JPMorgan's reported a 28 percent fall in quarterly profit on Thursday, causing the shares of the bank to fall 4 percent. JPMorgan Chase & Co also announced it was suspending share buybacks, having had to earmark more funds to meet eventualities including losses as fears of a recession in the US are increasing.
Chief Executive Jamie Dimon cited "never-before-seen" quantitative tightening as he spoke about the immediate threats to the global economic growth. He also highlighted the need to increase capital reserves, while flagging the continued risk from rising inflation and Ukraine's Russia invasion.
Q@ Profit is $8.6 Billion
The US banking behemoth reported a profit of $8.6 billion. This would work out to $2.76 per share, which is lower than the average analyst estimate of $2.88 per share, as per Refinitiv calculations.
It was the investment banking unit that returned the worst performance in the quarter. Revenue from the division plunged a whopping 61 percent to $1.4 billion. However, net interest income (NII) increased 19 percent to hit $15.2 billion.
Shares in JPMorgan dropped as it set aside $1.1 billion for potential credit losses in the wake of a recession. The huge drop in JPMorgan shares also pushed the broader market down, with US stock futures extending losses on Thursday.
According to Reuters, JPMorgan and three other biggest US banks are likely to run up about $3.5 billion of loss provisions for the quarter.
JPMorgan earnings point to the bigger possibility of a recession, according to analysts. "As far as the things that you don't want to see, you've got pretty much every one of them .. Missing the top and bottom line, cutting the buybacks and increasing credit reserves are all things consistent with battening down the hatches for a recession," said Thomas Hayes, managing member at Great Hill Capital Llc in New York, according to Reuters.

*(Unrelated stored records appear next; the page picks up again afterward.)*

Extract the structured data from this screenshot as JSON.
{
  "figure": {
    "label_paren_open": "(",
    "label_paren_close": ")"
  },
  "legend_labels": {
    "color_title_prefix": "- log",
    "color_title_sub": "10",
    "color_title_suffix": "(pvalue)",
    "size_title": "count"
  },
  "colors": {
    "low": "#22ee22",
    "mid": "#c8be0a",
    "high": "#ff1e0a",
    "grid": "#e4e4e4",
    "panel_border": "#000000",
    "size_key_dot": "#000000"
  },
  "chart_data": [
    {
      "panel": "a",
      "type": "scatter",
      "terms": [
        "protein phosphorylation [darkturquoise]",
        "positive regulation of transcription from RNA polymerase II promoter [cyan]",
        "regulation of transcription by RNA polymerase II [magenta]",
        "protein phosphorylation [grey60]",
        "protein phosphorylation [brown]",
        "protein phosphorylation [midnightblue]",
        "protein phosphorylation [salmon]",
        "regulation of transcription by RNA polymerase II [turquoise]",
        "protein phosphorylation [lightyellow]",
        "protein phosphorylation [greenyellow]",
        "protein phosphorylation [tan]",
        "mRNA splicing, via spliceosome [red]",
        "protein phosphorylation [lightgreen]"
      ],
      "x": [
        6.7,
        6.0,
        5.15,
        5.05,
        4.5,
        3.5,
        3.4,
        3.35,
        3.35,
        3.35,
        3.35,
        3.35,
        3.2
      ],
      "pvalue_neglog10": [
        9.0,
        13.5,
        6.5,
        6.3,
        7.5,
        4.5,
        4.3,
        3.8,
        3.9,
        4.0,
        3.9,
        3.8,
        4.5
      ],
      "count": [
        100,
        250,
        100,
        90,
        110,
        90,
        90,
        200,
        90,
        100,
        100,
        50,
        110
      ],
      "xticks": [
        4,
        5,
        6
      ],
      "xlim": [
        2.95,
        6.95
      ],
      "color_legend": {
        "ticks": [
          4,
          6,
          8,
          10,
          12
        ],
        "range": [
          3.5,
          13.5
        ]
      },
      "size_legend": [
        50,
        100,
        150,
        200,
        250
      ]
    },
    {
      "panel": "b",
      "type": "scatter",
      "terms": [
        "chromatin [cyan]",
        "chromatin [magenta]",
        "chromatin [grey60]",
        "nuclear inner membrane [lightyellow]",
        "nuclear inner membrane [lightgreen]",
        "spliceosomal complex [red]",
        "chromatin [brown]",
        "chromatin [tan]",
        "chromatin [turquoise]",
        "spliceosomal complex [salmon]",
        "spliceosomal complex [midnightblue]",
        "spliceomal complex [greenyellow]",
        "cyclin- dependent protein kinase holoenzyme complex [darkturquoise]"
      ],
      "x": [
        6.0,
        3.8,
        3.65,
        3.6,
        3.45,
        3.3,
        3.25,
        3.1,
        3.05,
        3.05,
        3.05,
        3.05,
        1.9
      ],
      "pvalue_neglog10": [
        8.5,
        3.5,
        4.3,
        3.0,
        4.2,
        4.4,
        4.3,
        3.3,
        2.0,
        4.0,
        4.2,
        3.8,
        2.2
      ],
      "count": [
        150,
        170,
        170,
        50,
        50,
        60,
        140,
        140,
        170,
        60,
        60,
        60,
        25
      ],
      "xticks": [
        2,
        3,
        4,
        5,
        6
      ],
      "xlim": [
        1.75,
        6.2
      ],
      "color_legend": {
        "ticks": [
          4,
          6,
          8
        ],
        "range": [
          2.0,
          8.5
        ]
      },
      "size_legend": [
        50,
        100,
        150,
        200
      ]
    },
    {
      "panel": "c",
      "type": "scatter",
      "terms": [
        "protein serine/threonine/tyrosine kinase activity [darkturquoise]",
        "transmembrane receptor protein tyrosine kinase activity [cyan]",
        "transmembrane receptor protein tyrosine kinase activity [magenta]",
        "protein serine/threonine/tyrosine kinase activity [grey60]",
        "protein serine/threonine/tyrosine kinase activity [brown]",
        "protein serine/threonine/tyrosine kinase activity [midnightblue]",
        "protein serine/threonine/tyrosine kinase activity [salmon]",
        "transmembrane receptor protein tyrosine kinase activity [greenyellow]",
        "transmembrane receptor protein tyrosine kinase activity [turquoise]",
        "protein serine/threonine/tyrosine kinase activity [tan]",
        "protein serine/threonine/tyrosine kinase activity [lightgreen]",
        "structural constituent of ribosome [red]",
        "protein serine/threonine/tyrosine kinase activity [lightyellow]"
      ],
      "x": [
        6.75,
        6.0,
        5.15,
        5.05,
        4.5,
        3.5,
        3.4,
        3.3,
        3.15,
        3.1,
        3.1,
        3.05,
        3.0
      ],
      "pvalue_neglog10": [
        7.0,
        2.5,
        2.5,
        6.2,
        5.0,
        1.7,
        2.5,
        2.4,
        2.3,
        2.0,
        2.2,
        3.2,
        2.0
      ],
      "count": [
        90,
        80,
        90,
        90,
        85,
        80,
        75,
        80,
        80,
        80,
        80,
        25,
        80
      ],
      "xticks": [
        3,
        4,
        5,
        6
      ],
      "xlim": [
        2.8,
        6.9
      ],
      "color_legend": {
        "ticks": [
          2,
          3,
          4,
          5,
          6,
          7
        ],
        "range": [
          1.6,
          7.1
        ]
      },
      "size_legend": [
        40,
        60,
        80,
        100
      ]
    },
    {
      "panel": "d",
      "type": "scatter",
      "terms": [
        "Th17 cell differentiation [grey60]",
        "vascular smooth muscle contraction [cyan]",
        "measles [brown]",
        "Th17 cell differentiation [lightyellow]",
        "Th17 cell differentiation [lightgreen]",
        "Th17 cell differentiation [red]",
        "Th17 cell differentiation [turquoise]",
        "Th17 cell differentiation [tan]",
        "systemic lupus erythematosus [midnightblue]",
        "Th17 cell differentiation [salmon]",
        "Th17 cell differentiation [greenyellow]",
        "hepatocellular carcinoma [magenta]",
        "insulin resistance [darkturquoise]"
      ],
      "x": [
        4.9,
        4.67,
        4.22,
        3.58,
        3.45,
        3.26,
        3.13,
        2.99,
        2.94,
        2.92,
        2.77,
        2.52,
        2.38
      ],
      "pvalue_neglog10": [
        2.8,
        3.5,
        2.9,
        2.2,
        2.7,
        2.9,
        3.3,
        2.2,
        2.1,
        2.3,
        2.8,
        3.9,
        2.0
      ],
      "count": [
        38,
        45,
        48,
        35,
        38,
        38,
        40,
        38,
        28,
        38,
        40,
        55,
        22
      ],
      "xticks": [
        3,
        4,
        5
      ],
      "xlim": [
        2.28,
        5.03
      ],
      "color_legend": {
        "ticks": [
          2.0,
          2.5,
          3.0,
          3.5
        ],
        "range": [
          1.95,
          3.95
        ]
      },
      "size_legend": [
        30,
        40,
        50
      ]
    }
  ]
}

Analysts had warned in April that the US banking industry would be significantly affected by the impact of Russia's invasion of Ukraine, though initial estimates had not factored this possibility in.
Russia War Impact
At the beginning of the war, there was optimism that the US banks were not likely to be severely affected by the war as they had insignificant exposure to Russia. However, as per the latest report, major banks have suffered due to a host of factors.
Apart from JPMorgan and Goldman, other major banks like Bank of America, Morgan Stanley, Citigroup and Wells Fargo are also expected to pare down revenue expectations for the year, analysts expect.
The restrictions on doing business with Russia, fears about a possible economic slowdown due to the war, rising inflation, as well as forced recalibration of banks' overseas plans damped the spirits in the banking sector. With the bond yields suggesting a potential recession, the outlook could turn murkier for the industry in the coming quarters.